= Jenny Edkins =

British political scientist

Jenny Edkins is a British political scientist, Professor of Politics at the University of Manchester.

==Life==
Edkins gained degrees from University of Oxford, City, University of London and the Open University. She gained her PhD, on theories of ideology and international politics in relation to discourses of famine, from the University of Wales, Aberystwyth in 1997. She was a cofounder of the Aberystwyth PostInternational Group (APIG). She was appointed Professor of International Politics at Aberystwyth University in 2004 and Professor of Politics at the University of Manchester in 2019.

==Works==
- Poststructuralism & international relations: bringing the political back in. Boulder, Colorado: Lynne Rienner Publishers, 1999.
- (ed. with Nalini Persram and Véronique Pin-Fat) Sovereignty and subjectivity. Boulder, Colorado: Lynne Rienner Publishers, 1999.
- Whose hunger?: concepts of famine, practices of aid . Minneapolis: University of Minnesota Press, 2000.
- Trauma and the memory of politics.

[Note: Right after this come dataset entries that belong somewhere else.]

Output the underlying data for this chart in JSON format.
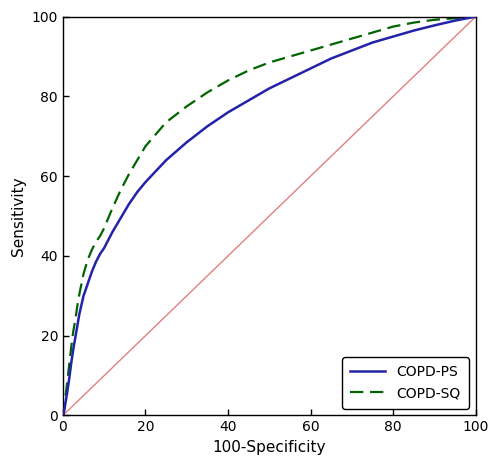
{
  "xlabel": "100-Specificity",
  "ylabel": "Sensitivity",
  "xlim": [
    0,
    100
  ],
  "ylim": [
    0,
    100
  ],
  "xticks": [
    0,
    20,
    40,
    60,
    80,
    100
  ],
  "yticks": [
    0,
    20,
    40,
    60,
    80,
    100
  ],
  "reference_line_color": "#e08080",
  "copd_ps_color": "#2222aa",
  "copd_sq_color": "#006400",
  "legend_labels": [
    "COPD-PS",
    "COPD-SQ"
  ],
  "copd_ps_x": [
    0,
    0.3,
    0.6,
    1.0,
    1.5,
    2.0,
    2.5,
    3.0,
    3.5,
    4.0,
    5.0,
    6.0,
    7.0,
    8.0,
    9.0,
    10.0,
    12.0,
    14.0,
    16.0,
    18.0,
    20.0,
    25.0,
    30.0,
    35.0,
    40.0,
    45.0,
    50.0,
    55.0,
    60.0,
    65.0,
    70.0,
    75.0,
    80.0,
    85.0,
    90.0,
    95.0,
    100.0
  ],
  "copd_ps_y": [
    0,
    1.0,
    3.0,
    5.5,
    9.0,
    13.0,
    16.5,
    19.5,
    22.5,
    25.5,
    30.0,
    33.0,
    36.0,
    38.5,
    40.5,
    42.0,
    46.0,
    49.5,
    53.0,
    56.0,
    58.5,
    64.0,
    68.5,
    72.5,
    76.0,
    79.0,
    82.0,
    84.5,
    87.0,
    89.5,
    91.5,
    93.5,
    95.0,
    96.5,
    97.8,
    99.0,
    100.0
  ],
  "copd_sq_x": [
    0,
    0.3,
    0.6,
    1.0,
    1.5,
    2.0,
    2.5,
    3.0,
    3.5,
    4.0,
    5.0,
    6.0,
    7.0,
    8.0,
    9.0,
    10.0,
    12.0,
    14.0,
    16.0,
    18.0,
    20.0,
    25.0,
    30.0,
    35.0,
    40.0,
    45.0,
    50.0,
    55.0,
    60.0,
    65.0,
    70.0,
    75.0,
    80.0,
    85.0,
    90.0,
    95.0,
    100.0
  ],
  "copd_sq_y": [
    0,
    1.5,
    4.5,
    8.0,
    12.5,
    17.0,
    21.0,
    24.0,
    27.5,
    30.5,
    35.5,
    39.0,
    41.5,
    43.5,
    45.0,
    47.0,
    52.0,
    56.5,
    60.5,
    64.0,
    67.5,
    73.5,
    77.5,
    81.0,
    84.0,
    86.5,
    88.5,
    90.0,
    91.5,
    93.0,
    94.5,
    96.0,
    97.5,
    98.5,
    99.2,
    99.6,
    100.0
  ]
}
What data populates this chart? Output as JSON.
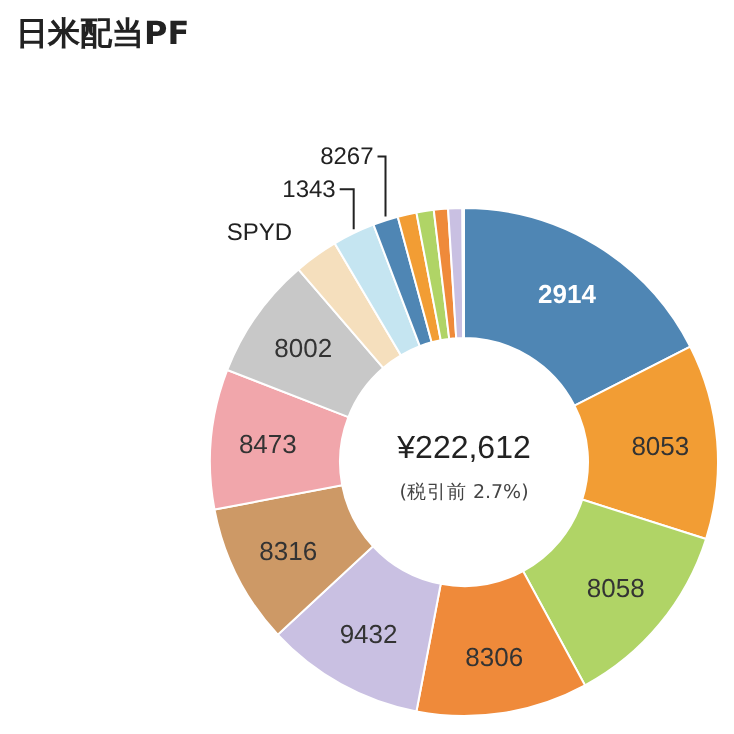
{
  "chart_data": {
    "type": "donut",
    "title": "日米配当PF",
    "categories": [
      "2914",
      "8053",
      "8058",
      "8306",
      "9432",
      "8316",
      "8473",
      "8002",
      "SPYD",
      "1343",
      "8267",
      null,
      null,
      null,
      null,
      null
    ],
    "values": [
      17.5,
      12.4,
      12.2,
      10.9,
      10.1,
      8.9,
      8.9,
      7.8,
      2.8,
      2.7,
      1.6,
      1.2,
      1.1,
      0.9,
      0.9,
      0.1
    ],
    "colors": [
      "#4f86b4",
      "#f29d34",
      "#b0d466",
      "#ef8a3a",
      "#c9c0e2",
      "#cd9966",
      "#f1a6ab",
      "#c8c8c8",
      "#f5dfbd",
      "#c5e5f1",
      "#4f86b4",
      "#f29d34",
      "#b0d466",
      "#ef8a3a",
      "#c9c0e2",
      "#cd9966"
    ],
    "annotations": [
      "¥222,612",
      "(税引前 2.7%)"
    ]
  }
}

Cambridge: Cambridge University Press, 2003.
- (ed. with Véronique Pin-Fat and Michael J. Shapiro) Sovereign Lives: power in global politics. New York: Routledge, 2004.
- (ed. with Maja Zehfuss) Global politics: a new introduction. London, New York: Routledge, 2009.
- (ed with Nick Vaughan-Williams) Critical theorists and international relations. London, New York: Routledge, 2009.
- Missing: persons and politics. Ithaca: Cornell University Press, 2011.
- (ed. with Adrian Kear) International politics and performance: critical aesthetics and creative practice. New York: Routledge/Taylor & Francis Group, 2013.
- (ed.) Critical concepts in international relations. 4 vols. London, New York: Routledge, 2014.
- Face politics. London, New York: Routledge, Taylor & Francis Group, 2015.
- Change and the politics of certainty. Manchester: Manchester University Press, 2019.
- (ed.) Routledge handbook of critical international relations. New York: Routledge, 2019.
- (with Dan Bulley and Nadine El-Enany) After Grenfell: violence, resistance and response. London: Pluto Press, 2019.